Ludo Exercise 6

TL;DR

This page transcribes the second of the two Ludo exercises for the Programming 2 course in 2022.

Exercise 6

In this exercise, we continue working on the Ludo board game. So far, we only initialized the game and created the important components. However, no logic for actually playing the game has been implemented.

The goal in this exercise is to implement the game logic and represent it through another UML diagram. Similar to the snakes and ladders game, the game is printed after each step.

To pass this exercise, you have to implement tasks 4 and 5 as described below. As a prerequisite, you need to have finished tasks 1 and 2 in exercise 5; if you have not done so yet, you first have to complete exercise 5.

Task 4: Game Logic and testing

Sub-Task 4.1 :Game Logic

In the previous exercise, you implemented the basic structures to represent a Ludo game and functions for basic movement. However, the bulk of the logic is still missing. The goal of this iteration is to provide a fully functional game that corresponds to the described rules. It consists of doing the following tasks:

- Implement a Die class that is used by the players.

- Implement the remaining actions a player can make (for example, rolling the die, placing a piece onto the starting square, moving a token into the goal tile, sending other player’s pieces to the starting position, …).

- Keep track of the game state. This includes things like remembering which player’s turn it is next, determining whether the game is over, etc.

- Implement any other missing features to obtain a fully functional game.

If you are unsure about rules, you can either ask us or decide on your own how your game should behave, but then you will have to document the changes in a separate markdown file.

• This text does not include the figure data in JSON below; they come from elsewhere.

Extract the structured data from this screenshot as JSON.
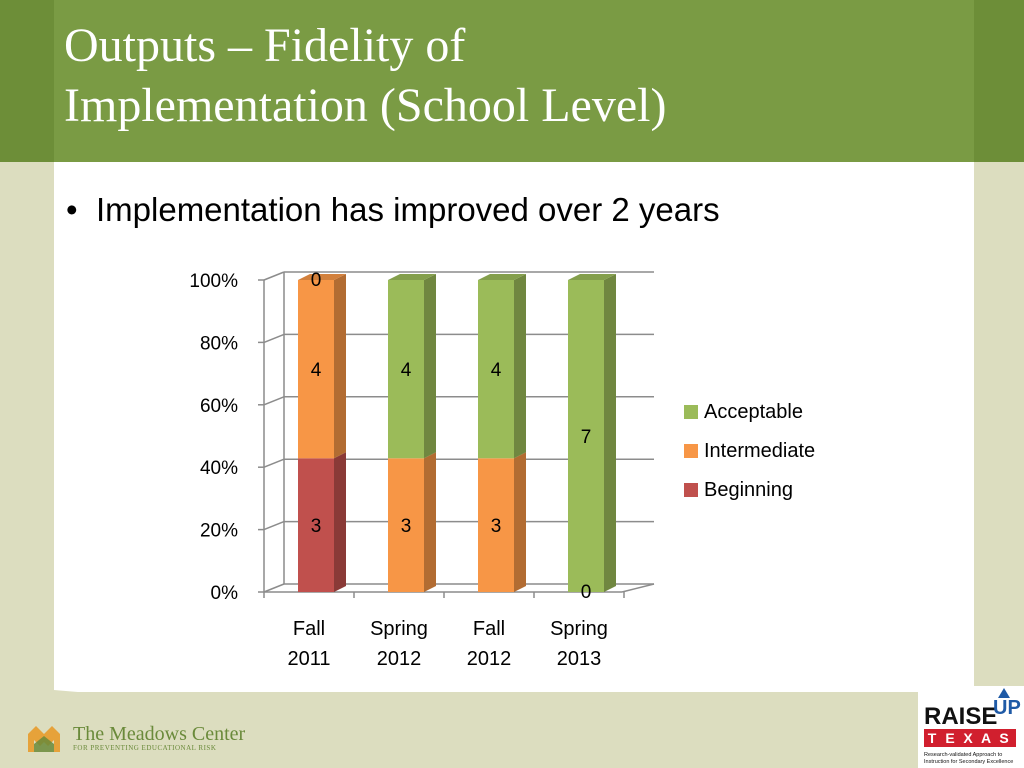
{
  "slide": {
    "title_line1": "Outputs – Fidelity of",
    "title_line2": "Implementation (School Level)",
    "bullet": "Implementation has improved over 2 years"
  },
  "chart_data": {
    "type": "bar",
    "stacked": true,
    "percent_stacked": true,
    "categories": [
      "Fall 2011",
      "Spring 2012",
      "Fall 2012",
      "Spring 2013"
    ],
    "category_lines": [
      [
        "Fall",
        "2011"
      ],
      [
        "Spring",
        "2012"
      ],
      [
        "Fall",
        "2012"
      ],
      [
        "Spring",
        "2013"
      ]
    ],
    "series": [
      {
        "name": "Beginning",
        "values": [
          3,
          0,
          0,
          0
        ],
        "color": "#c0504d",
        "labels": [
          "3",
          "",
          "",
          ""
        ]
      },
      {
        "name": "Intermediate",
        "values": [
          4,
          3,
          3,
          0
        ],
        "color": "#f79646",
        "labels": [
          "4",
          "3",
          "3",
          "0"
        ]
      },
      {
        "name": "Acceptable",
        "values": [
          0,
          4,
          4,
          7
        ],
        "color": "#9bbb59",
        "labels": [
          "0",
          "4",
          "4",
          "7"
        ]
      }
    ],
    "legend_order": [
      "Acceptable",
      "Intermediate",
      "Beginning"
    ],
    "y_ticks": [
      "0%",
      "20%",
      "40%",
      "60%",
      "80%",
      "100%"
    ],
    "ylim": [
      0,
      100
    ],
    "grid": true,
    "legend_position": "right",
    "style": "3d-column"
  },
  "footer": {
    "meadows_line1": "The Meadows Center",
    "meadows_line2": "FOR PREVENTING EDUCATIONAL RISK",
    "raise_word": "RAISE",
    "up_word": "UP",
    "texas_letters": [
      "T",
      "E",
      "X",
      "A",
      "S"
    ],
    "raise_tagline1": "Research-validated Approach to",
    "raise_tagline2": "Instruction for Secondary Excellence"
  },
  "colors": {
    "header_green": "#7a9b44",
    "side_beige": "#dcddbf",
    "meadows_green": "#6a8a3a",
    "raise_red": "#d11f2e",
    "raise_blue": "#1f5aa6"
  }
}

Either way, you should have test cases that make sure that the rules are implemented correctly, and the game behaves as expected.

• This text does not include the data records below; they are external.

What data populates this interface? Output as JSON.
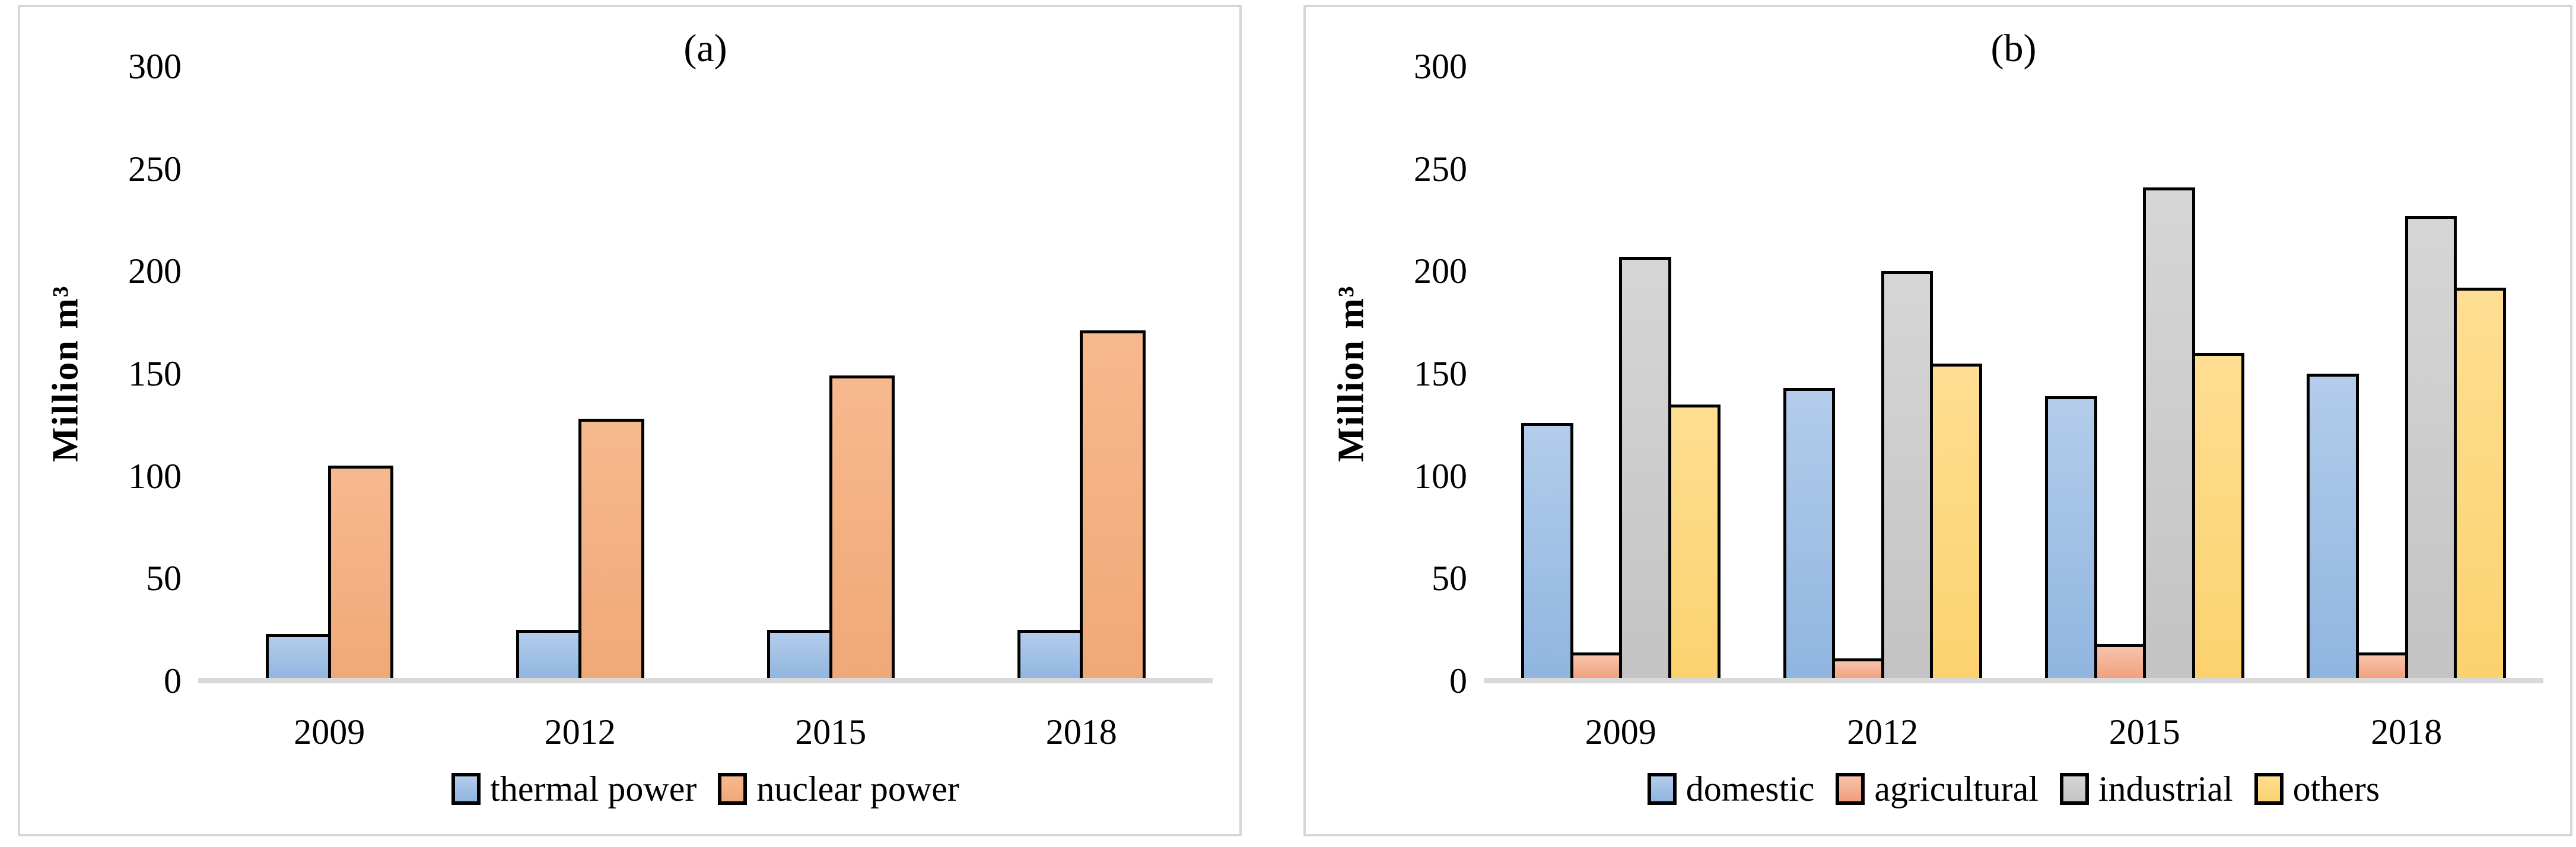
{
  "figure": {
    "background": "#ffffff",
    "panel_border_color": "#d6d6d6",
    "axis_line_color": "#d9d9d9",
    "bar_border_color": "#000000"
  },
  "chart_data": [
    {
      "type": "bar",
      "title": "(a)",
      "ylabel": "Million m³",
      "xlabel": "",
      "categories": [
        "2009",
        "2012",
        "2015",
        "2018"
      ],
      "series": [
        {
          "name": "thermal power",
          "values": [
            23,
            25,
            25,
            25
          ],
          "color_top": "#b3ccea",
          "color_bottom": "#8fb5e0"
        },
        {
          "name": "nuclear power",
          "values": [
            105,
            128,
            149,
            171
          ],
          "color_top": "#f6b98e",
          "color_bottom": "#f0a878"
        }
      ],
      "ylim": [
        0,
        300
      ],
      "ytick_step": 50,
      "grid": false,
      "legend_position": "bottom",
      "group_width_pct": 51
    },
    {
      "type": "bar",
      "title": "(b)",
      "ylabel": "Million m³",
      "xlabel": "",
      "categories": [
        "2009",
        "2012",
        "2015",
        "2018"
      ],
      "series": [
        {
          "name": "domestic",
          "values": [
            126,
            143,
            139,
            150
          ],
          "color_top": "#b3ccea",
          "color_bottom": "#8fb5e0"
        },
        {
          "name": "agricultural",
          "values": [
            14,
            11,
            18,
            14
          ],
          "color_top": "#f8c3ac",
          "color_bottom": "#f09d7a"
        },
        {
          "name": "industrial",
          "values": [
            207,
            200,
            241,
            227
          ],
          "color_top": "#d6d6d6",
          "color_bottom": "#c3c3c3"
        },
        {
          "name": "others",
          "values": [
            135,
            155,
            160,
            192
          ],
          "color_top": "#fede92",
          "color_bottom": "#fcd26e"
        }
      ],
      "ylim": [
        0,
        300
      ],
      "ytick_step": 50,
      "grid": false,
      "legend_position": "bottom",
      "group_width_pct": 76
    }
  ]
}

Requirements to pass this part

- The game should be playable from start to end, without errors or bugs.

Sub-Task 4.2 : Testing

As usual testing is an important part to verify the correct functionality.

Requirements to pass this part

Write tests for at least the following scenarios:

- Player movement of the piece.

- Player places a piece onto the starting position.

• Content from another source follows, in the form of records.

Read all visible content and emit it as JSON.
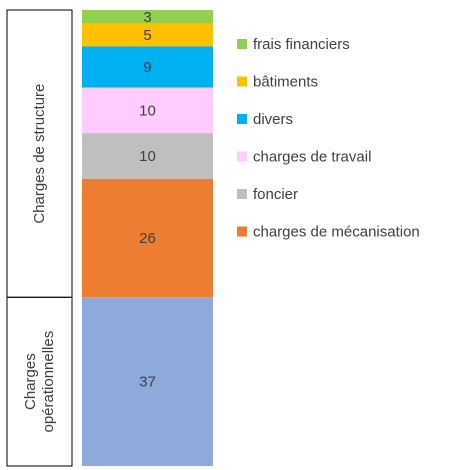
{
  "chart_data": {
    "type": "bar",
    "stacked": true,
    "series": [
      {
        "color": "#8eaadb",
        "values": [
          37
        ]
      },
      {
        "name": "charges de mécanisation",
        "color": "#ed7d31",
        "values": [
          26
        ]
      },
      {
        "name": "foncier",
        "color": "#bfbfbf",
        "values": [
          10
        ]
      },
      {
        "name": "charges de travail",
        "color": "#ffccff",
        "values": [
          10
        ]
      },
      {
        "name": "divers",
        "color": "#00b0f0",
        "values": [
          9
        ]
      },
      {
        "name": "bâtiments",
        "color": "#ffc000",
        "values": [
          5
        ]
      },
      {
        "name": "frais financiers",
        "color": "#92d050",
        "values": [
          3
        ]
      }
    ],
    "groups": [
      {
        "label": [
          "Charges de structure"
        ],
        "series": [
          1,
          2,
          3,
          4,
          5,
          6
        ]
      },
      {
        "label": [
          "Charges",
          "opérationnelles"
        ],
        "series": [
          0
        ]
      }
    ],
    "ylim": [
      0,
      100
    ]
  }
}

- Player rolls a six, does his part, and rolls again.

- Player wins.

- Player resets another players piece with his own.

- Player cannot execute his turn, due to rolling a six on his home road, or he would land on his own piece, and ends his turn without moving.

We encourage you to write more tests than mentioned in the above descriptions.

Sub-Task 4.3 : Polishing

Finally, finish off your implementation by cleaning up your project and making sure that you follow the principles taught in the course.

Requirements to pass this part

Make sure that you have applied the following consistently:

- documentation (Javadoc, inline comments where necessary),

- design by contract,

- responsibility-driven design (state responsibilities in class comments!).

Task 5: Second UML diagram

In the previous exercise, you have designed individual parts of the game like a renderer, player, etc. You have designed classes with a reason in your mind like the role of a class, how responsibilities should be distributed among classes and how they should interact with each other. In this exercise, you have brought these parts together, and now it is important to look back, ponder, and document your design.

Requirements to pass this part

- Create a UML class diagram showing the design of your game. If classes are interacting with each other, include their relations in the diagram. Name the diagram final_class_diagram_ex6. Take a picture of the handmade diagram or scan it and add it to your repository.

- Add a file named changes.md. It should describe the differences between the current UML (final_class_diagram_ex6) and the initial one (initial_class_diagram_ex5) for exercise 5. What has been changed? Have there been some bigger refactoring requirements? If yes, why was it necessary? Is the code more clear now? Write these observations into this file (changes.md).

- Once done, mark the final version as follows:

        
git tag -a v2 -m "Ludo stage 2"
        
      

Optional tasks

If you want to improve your game, you can implement the game with two players or three players.

Considering rules for such specific cases (two or three player game versions) is up to you.If you use different rules for two or three player versiosn (compared to four player version), please mention this in the README.md file.

Notes

If you are unsure about the specific rules, you are free to decide for yourself. However, please include a file README where you explain your decision.

Do not forget to mention your contributions for the exercise in the Contributions.md file.

Deadline

Submit your solutions by pushing your code to the git repository by Friday, 29 April, 12:00 . Do not forget the tag!